Indian civil society’s conscience stirred for Lankan Tamils
Vol 2 | Issue 16
The Indian civil society has woken up to the human rights excesses of the Sri Lankan government against minority Tamils. A group of Delhi based civil rights activists have initiated an online campaign demanding an independent international enquiry into charges of war crimes, crimes against humanity and genocide against the Sri Lankan State.
Sri Lanka has been accused of killing thousands of innocent Tamil civilians during its war against the LTTE (Liberation Tigers of Tamil Eelam) - which was fighting for a separate State - in 2008-2009.
A petition prepared by the group has demanded that a White Paper be presented in the Indian Parliament on the role of Indian intelligence, armed forces, politicians and bureaucracy in the Sri Lankan war crimes.
The petition comes in the wake of the UN Expert Panel’s report that has found credible evidence of the Lankan government’s role in the deaths of thousands of Tamils caught in the war zone.
Cries for justice: Tamil Nadu leaders cutting across political lines have demanded action against President Mahinda Rajapakse
The petition has demanded that punishment be meted out to those in the Sri Lankan Armed Forces and Establishment found guilty, as per international law and in proportion to the gravity of their crimes. It also demanded that the UN report should not be used as an excuse to orchestrate any form of violence against the Tamils in Sri Lanka
The activists intend to take the petition to former Chief Justice of India Rajinder Sachar for endorsement. Sachar had earlier served on a “People’s Permanent Tribunal” in Dublin that investigated allegations against the Sri Lankan government.
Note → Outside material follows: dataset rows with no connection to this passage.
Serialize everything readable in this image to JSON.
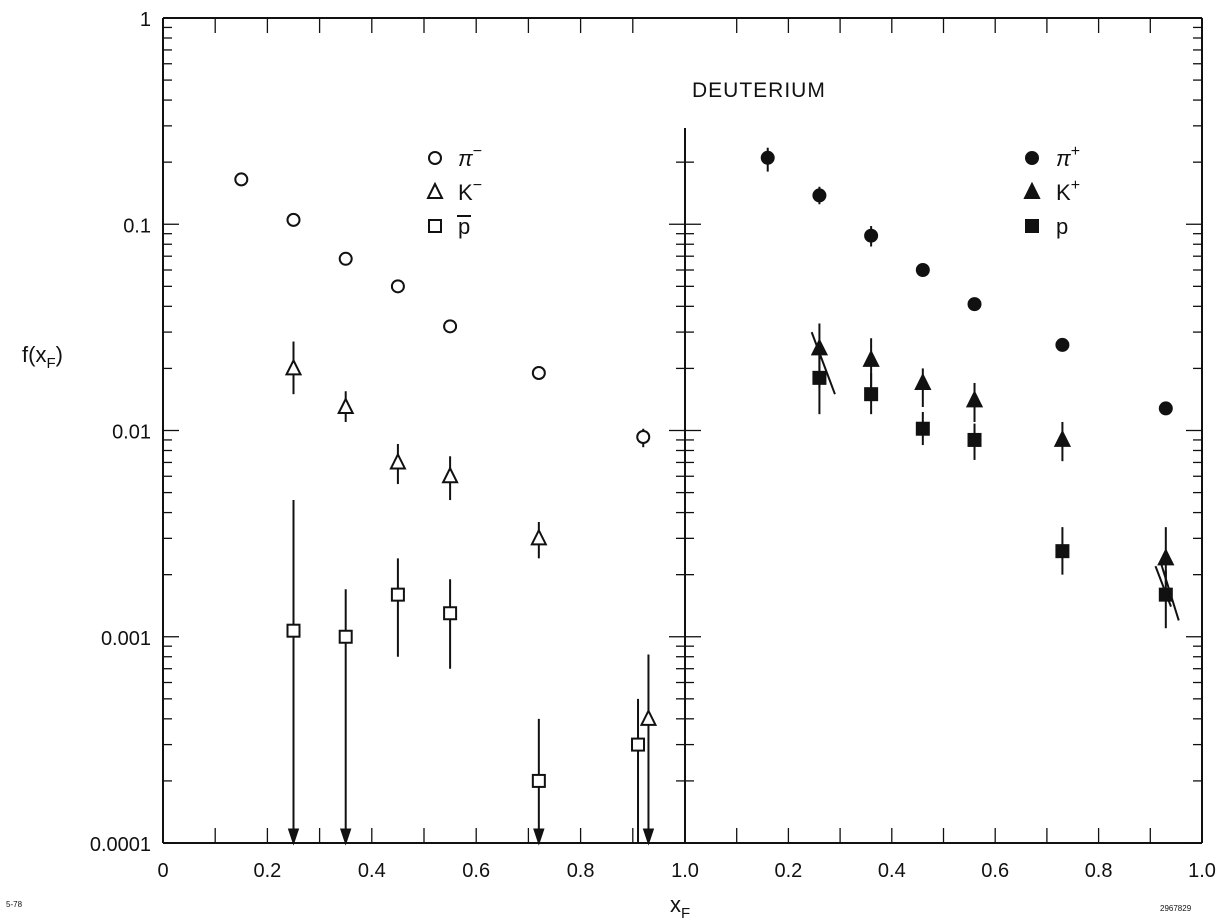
{
  "chart_data": {
    "type": "scatter",
    "title": "DEUTERIUM",
    "xlabel_main": "x",
    "xlabel_sub": "F",
    "ylabel_main": "f(x",
    "ylabel_sub": "F",
    "ylabel_close": ")",
    "y_scale": "log",
    "ylim": [
      0.0001,
      1
    ],
    "grid": false,
    "y_tick_labels": [
      {
        "value": 1,
        "label": "1"
      },
      {
        "value": 0.1,
        "label": "0.1"
      },
      {
        "value": 0.01,
        "label": "0.01"
      },
      {
        "value": 0.001,
        "label": "0.001"
      },
      {
        "value": 0.0001,
        "label": "0.0001"
      }
    ],
    "corner_left": "5-78",
    "corner_right": "2967829",
    "panels": [
      {
        "side": "left",
        "xlim": [
          0,
          1.0
        ],
        "x_tick_labels": [
          {
            "value": 0,
            "label": "0"
          },
          {
            "value": 0.2,
            "label": "0.2"
          },
          {
            "value": 0.4,
            "label": "0.4"
          },
          {
            "value": 0.6,
            "label": "0.6"
          },
          {
            "value": 0.8,
            "label": "0.8"
          },
          {
            "value": 1.0,
            "label": "1.0"
          }
        ],
        "legend_position": "top-center",
        "series": [
          {
            "name": "π",
            "sup": "−",
            "marker": "circle-open",
            "x": [
              0.15,
              0.25,
              0.35,
              0.45,
              0.55,
              0.72,
              0.92
            ],
            "y": [
              0.165,
              0.105,
              0.068,
              0.05,
              0.032,
              0.019,
              0.0093
            ],
            "err_lo": [
              null,
              null,
              null,
              null,
              null,
              null,
              0.0083
            ],
            "err_hi": [
              null,
              null,
              null,
              null,
              null,
              null,
              0.0102
            ]
          },
          {
            "name": "K",
            "sup": "−",
            "marker": "triangle-open",
            "x": [
              0.25,
              0.35,
              0.45,
              0.55,
              0.72,
              0.93
            ],
            "y": [
              0.02,
              0.013,
              0.007,
              0.006,
              0.003,
              0.0004
            ],
            "err_lo": [
              0.015,
              0.011,
              0.0055,
              0.0046,
              0.0024,
              0.0001
            ],
            "err_hi": [
              0.027,
              0.0155,
              0.0086,
              0.0075,
              0.0036,
              0.00082
            ],
            "upper_limit_arrow": [
              false,
              false,
              false,
              false,
              false,
              true
            ]
          },
          {
            "name": "p",
            "overline": true,
            "marker": "square-open",
            "x": [
              0.25,
              0.35,
              0.45,
              0.55,
              0.72,
              0.91
            ],
            "y": [
              0.00107,
              0.001,
              0.0016,
              0.0013,
              0.0002,
              0.0003
            ],
            "err_lo": [
              0.0001,
              0.0001,
              0.0008,
              0.0007,
              0.0001,
              0.0001
            ],
            "err_hi": [
              0.0046,
              0.0017,
              0.0024,
              0.0019,
              0.0004,
              0.0005
            ],
            "upper_limit_arrow": [
              true,
              true,
              false,
              false,
              true,
              false
            ]
          }
        ]
      },
      {
        "side": "right",
        "xlim": [
          0,
          1.0
        ],
        "x_tick_labels": [
          {
            "value": 0.2,
            "label": "0.2"
          },
          {
            "value": 0.4,
            "label": "0.4"
          },
          {
            "value": 0.6,
            "label": "0.6"
          },
          {
            "value": 0.8,
            "label": "0.8"
          },
          {
            "value": 1.0,
            "label": "1.0"
          }
        ],
        "legend_position": "top-right",
        "series": [
          {
            "name": "π",
            "sup": "+",
            "marker": "circle-filled",
            "x": [
              0.16,
              0.26,
              0.36,
              0.46,
              0.56,
              0.73,
              0.93
            ],
            "y": [
              0.21,
              0.138,
              0.088,
              0.06,
              0.041,
              0.026,
              0.0128
            ],
            "err_lo": [
              0.18,
              0.125,
              0.078,
              null,
              null,
              null,
              null
            ],
            "err_hi": [
              0.235,
              0.152,
              0.098,
              null,
              null,
              null,
              null
            ]
          },
          {
            "name": "K",
            "sup": "+",
            "marker": "triangle-filled",
            "x": [
              0.26,
              0.36,
              0.46,
              0.56,
              0.73,
              0.93
            ],
            "y": [
              0.025,
              0.022,
              0.017,
              0.014,
              0.009,
              0.0024
            ],
            "err_lo": [
              0.016,
              0.016,
              0.013,
              0.011,
              0.0071,
              0.0018
            ],
            "err_hi": [
              0.033,
              0.028,
              0.02,
              0.017,
              0.011,
              0.0034
            ]
          },
          {
            "name": "p",
            "marker": "square-filled",
            "x": [
              0.26,
              0.36,
              0.46,
              0.56,
              0.73,
              0.93
            ],
            "y": [
              0.018,
              0.015,
              0.0102,
              0.009,
              0.0026,
              0.0016
            ],
            "err_lo": [
              0.012,
              0.012,
              0.0085,
              0.0072,
              0.002,
              0.0011
            ],
            "err_hi": [
              0.024,
              0.019,
              0.0123,
              0.0108,
              0.0034,
              0.0021
            ]
          }
        ],
        "slanted_segments": [
          {
            "x1": 0.245,
            "y1": 0.03,
            "x2": 0.29,
            "y2": 0.015
          },
          {
            "x1": 0.91,
            "y1": 0.0022,
            "x2": 0.94,
            "y2": 0.0014
          },
          {
            "x1": 0.92,
            "y1": 0.0023,
            "x2": 0.955,
            "y2": 0.0012
          }
        ]
      }
    ]
  }
}
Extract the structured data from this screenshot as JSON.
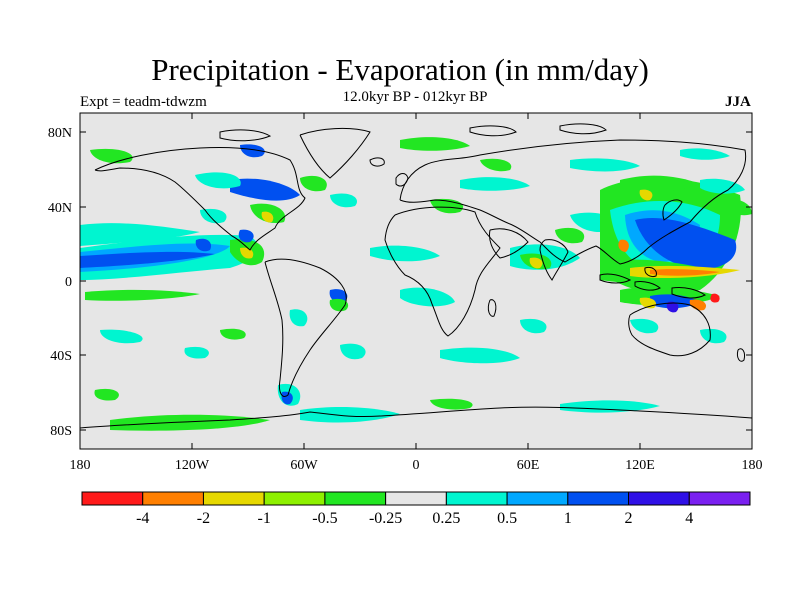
{
  "title": "Precipitation - Evaporation (in mm/day)",
  "subtitle": "12.0kyr BP - 012kyr BP",
  "experiment": "Expt = teadm-tdwzm",
  "season": "JJA",
  "x_ticks": [
    "180",
    "120W",
    "60W",
    "0",
    "60E",
    "120E",
    "180"
  ],
  "y_ticks": [
    "80N",
    "40N",
    "0",
    "40S",
    "80S"
  ],
  "colorbar": {
    "colors": [
      "#ff1a1a",
      "#ff7f00",
      "#e6d800",
      "#8ef000",
      "#22e622",
      "#e6e6e6",
      "#00f5d0",
      "#00a8ff",
      "#0050f0",
      "#2f10e6",
      "#7a20f0"
    ],
    "labels": [
      "-4",
      "-2",
      "-1",
      "-0.5",
      "-0.25",
      "0.25",
      "0.5",
      "1",
      "2",
      "4"
    ]
  },
  "colors": {
    "background": "#e6e6e6",
    "coast": "#000000"
  }
}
Sachar had then said that though the war was over, the situation was yet to change and Tamils were yet to get their due respect as fellow citizens.
The tribunal had found conclusive evidence of wanton atrocities committed by the Sri Lankan state on Tamil civilians and combatants alike. The petition stated: “These included usage of banned chemical weapons, cluster bombs, rampant torture, summary executions and sexual abuse of captured women. The Tribunal also concluded that the charges of genocide require investigation considering evidences of systemic violence against the Tamils, even after the war was said to be over.”
Meanwhile, the Sri Lankan President Mahinda Rajapakse has directed his party officials to use May 1, Labour Day, for protests against the UN Report. He has urged Sri Lankans to gather in millions in Colombo to express their anguish over the report.
Civil rights activist Satya Sivaraman, who filed the petition online said, “The issue isn’t a Tamils issue, it’s a human rights issue. The standoff between the Sri Lankan government and UN is for everyone to see. The Labour Day rally is anti-Tamil in nature and the situation is very tense in the island nation as fascist sentiments seem to have taken over.”
He also added that with the petition they intend to bring the Sri Lankan Tamils issue out of Tamil Nadu to the rest of India and South Asia.
“While reports of Tamil genocide in Sri Lanka are making headlines in the West, there is hardly anything that is being reported by the South Asian media. We want to make it a pan south Asian issue that should concern all in the region,” Sivaraman added.
He also mentioned that the role of the Indian government should also be investigated and if guilty the country should be implicated too. “Rajapakse was the chief guest at the Republic Day parade held in New Delhi. What does this mean? Does it imply that the Indian government and Sri Lankan government are hand in glove with each other?” he questioned.
Even writer-activist Arundhati Roy had raised serious doubts about the role of Indian media in its coverage of war crimes in Sri Lanka. Roy in her piece on the issue for Guardian in April 2009 wrote, “The horror that is unfolding in Sri Lanka becomes possible because of the silence that surrounds it. There is almost no reporting in the mainstream Indian media - or indeed in the international press - about what is happening there…”
Members of Delhi Tamil Students Union, Jawaharlal Nehru University, are playing an active role in the campaign.
Karthik, a member of the Union said they hope to get the support of Rajinder Sachar, and Arundhati Roy for their campaign to make the Sri Lankan government accountable for its war crimes.
At the same time, he expressed concern at the Rajapakse government’s call for the May 1 rally.
"Rajapakse's call for strike could have serious repercussions. We want to bring it to the people's notice that every time there is a call for strike (on Tamils issue) either by the government or opposition, violence is unleashed against the Tamils," he said.